Hands Up! Reminds Black Children That They Are Beautiful and Worthy of a Life Well-Lived

by Breanna J. McDaniel

I started writing Hands Up! late in the summer of 2014, when I lived in Winston-Salem, North Carolina. At the time I was writing, the news was playing on a nonstop loop on my television. My phone buzzed constantly with news alerts in between meetings, and I often scrolled through Facebook and saw the pain of my people, Black people in the United States, being splashed across the screen as mothers cried for children lost to them forever. My heart, like that of many people in my community, continued to be broken. But my spirit wasn’t.

There were around six different versions of the story I worked on before I landed on this one and not all of them were picture book manuscripts. There’s a short story version. Another was a super long narrative poem with multiple characters and voices. I even had a version that was meant to be a chapter in a middle grade novel. But at the time, my nieces and nephews were very young, and I knew I wanted to write the story for them.

When I’d go home to Atlanta for holidays or for a weekend, I always tried to visit with my sister Shalonda, and when the news showed stories about shootings, I wondered what her little ones playing in the room with us were hearing. I wanted them know their lives matter. I hoped that if I wrote a picture book about what was going on, following in the footsteps of women like Zetta Elliott with her book Bird, I could show them how necessary and beautiful and worthy of a life well-lived they are.

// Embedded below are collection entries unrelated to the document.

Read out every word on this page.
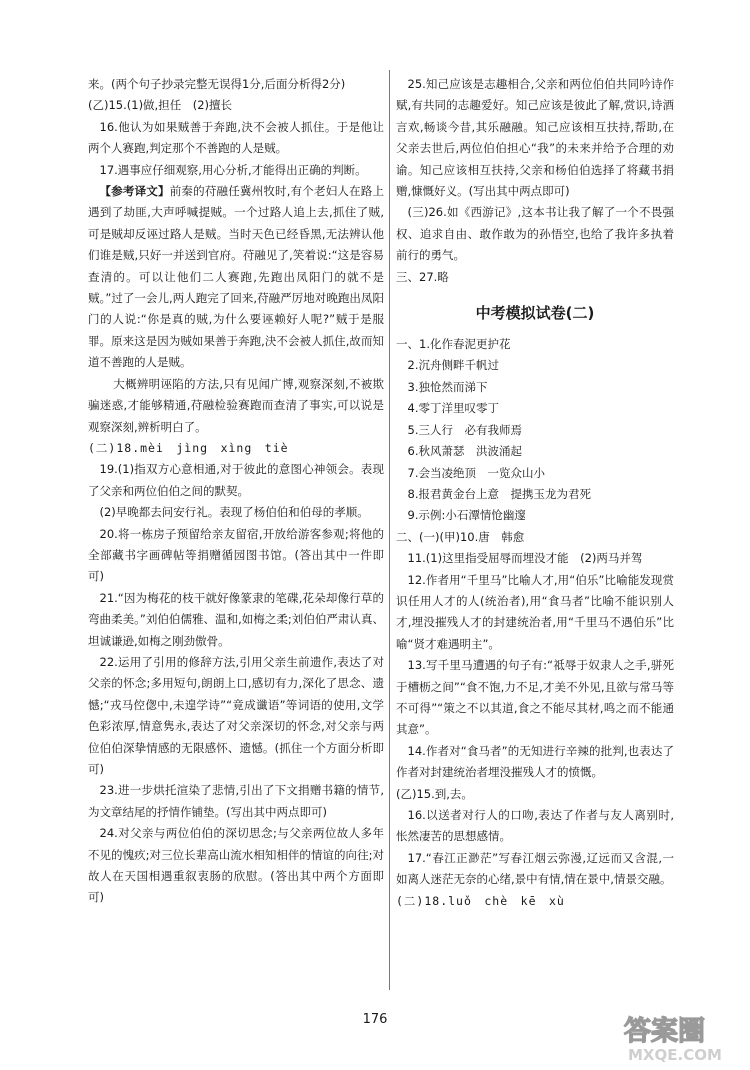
来。(两个句子抄录完整无误得1分,后面分析得2分)

(乙)15.(1)做,担任　(2)擅长

16.他认为如果贼善于奔跑,決不会被人抓住。于是他让两个人赛跑,判定那个不善跑的人是贼。

17.遇事应仔细观察,用心分析,才能得出正确的判断。

【参考译文】前秦的苻融任冀州牧时,有个老妇人在路上遇到了劫匪,大声呼喊提贼。一个过路人追上去,抓住了贼,可是贼却反诬过路人是贼。当时天色已经昏黑,无法辨认他们谁是贼,只好一并送到官府。苻融见了,笑着说:“这是容易查清的。可以让他们二人赛跑,先跑出凤阳门的就不是贼。”过了一会儿,两人跑完了回来,苻融严厉地对晚跑出凤阳门的人说:“你是真的贼,为什么要诬赖好人呢?”贼于是服罪。原来这是因为贼如果善于奔跑,決不会被人抓住,故而知道不善跑的人是贼。

大概辨明诬陷的方法,只有见闻广博,观察深刻,不被欺骗迷惑,才能够精通,苻融检验赛跑而查清了事实,可以说是观察深刻,辨析明白了。

(二)18.mèi　jìng　xìng　tiè

19.(1)指双方心意相通,对于彼此的意图心神领会。表现了父亲和两位伯伯之间的默契。

(2)早晚都去问安行礼。表现了杨伯伯和伯母的孝顺。

20.将一栋房子预留给亲友留宿,开放给游客参观;将他的全部藏书字画碑帖等捐赠循园图书馆。(答出其中一件即可)

21.“因为梅花的枝干就好像篆隶的笔碟,花朵却像行草的弯曲柔美。”刘伯伯儒雅、温和,如梅之柔;刘伯伯严肃认真、坦诚谦逊,如梅之刚劲傲骨。

22.运用了引用的修辞方法,引用父亲生前遗作,表达了对父亲的怀念;多用短句,朗朗上口,感切有力,深化了思念、遗憾;“戎马倥偬中,未遑学诗”“竟成谶语”等词语的使用,文学色彩浓厚,情意隽永,表达了对父亲深切的怀念,对父亲与两位伯伯深挚情感的无限感怀、遗憾。(抓住一个方面分析即可)

23.进一步烘托渲染了悲情,引出了下文捐赠书籍的情节,为文章结尾的抒情作铺垫。(写出其中两点即可)

24.对父亲与两位伯伯的深切思念;与父亲两位故人多年不见的愧疚;对三位长辈高山流水相知相伴的情谊的向往;对故人在天国相遇重叙衷肠的欣慰。(答出其中两个方面即可)

25.知己应该是志趣相合,父亲和两位伯伯共同吟诗作赋,有共同的志趣爱好。知己应该是彼此了解,赏识,诗酒言欢,畅谈今昔,其乐融融。知己应该相互扶持,帮助,在父亲去世后,两位伯伯担心“我”的未来并给予合理的劝谕。知己应该相互扶持,父亲和杨伯伯选择了将藏书捐赠,慷慨好义。(写出其中两点即可)

(三)26.如《西游记》,这本书让我了解了一个不畏强权、追求自由、敢作敢为的孙悟空,也给了我许多执着前行的勇气。

三、27.略

中考模拟试卷(二)

一、1.化作春泥更护花

2.沉舟侧畔千帆过

3.独怆然而涕下

4.零丁洋里叹零丁

5.三人行　必有我师焉

6.秋风萧瑟　洪波涌起

7.会当凌绝顶　一览众山小

8.报君黄金台上意　提携玉龙为君死

9.示例:小石潭情怆幽邃

二、(一)(甲)10.唐　韩愈

11.(1)这里指受屈辱而埋没才能　(2)两马并驾

12.作者用“千里马”比喻人才,用“伯乐”比喻能发现赏识任用人才的人(统治者),用“食马者”比喻不能识别人才,埋没摧残人才的封建统治者,用“千里马不遇伯乐”比喻“贤才难遇明主”。

13.写千里马遭遇的句子有:“祗辱于奴隶人之手,骈死于槽枥之间”“食不饱,力不足,才美不外见,且欲与常马等不可得”“策之不以其道,食之不能尽其材,鸣之而不能通其意”。

14.作者对“食马者”的无知进行辛辣的批判,也表达了作者对封建统治者埋没摧残人才的愤慨。

(乙)15.到,去。

16.以送者对行人的口吻,表达了作者与友人离别时,怅然凄苦的思想感情。

17.“春江正渺茫”写春江烟云弥漫,辽远而又含混,一如离人迷茫无奈的心绪,景中有情,情在景中,情景交融。

(二)18.luǒ　chè　kē　xù

176	答案圈
MXQE.COM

I worked with on the manuscript for over a year with a good friend but I kept missing the mark. The book had a lot of words but it was missing a sense of hope. Picture books are my very favorite form of writing but I think they can be very hard to write, especially when you want to put so much love, grace, empowerment, and growth in a very short text. When I started working with my friend and editor extraordinaire Dana Chidiac, she reminded me that it was a picture book. With illustrations. Even though I couldn’t pull in all of the words I wanted to, I could suggest some messaging for the art, like “V”s for Viv (life!), which is the little girl’s name in Hands Up!; or the words on the signs at the protest Viv leads; or the inclusion of my haven spaces growing up: the rec center, library and school. Shane W. Evans took my words and suggestions and created a visual masterclass on how to expand the possibilities of imagination within a text.

The result was that five years after I started writing my first draft of Hands Up!, I’d written a picture book that I’m delighted to share with whoever wants to read it. There are flowers and sunshine and singing and HOPE and throughout is the image of a Black girl who is life personified. She matters every single day, 24/7. Her pain, her joy, and her being are important.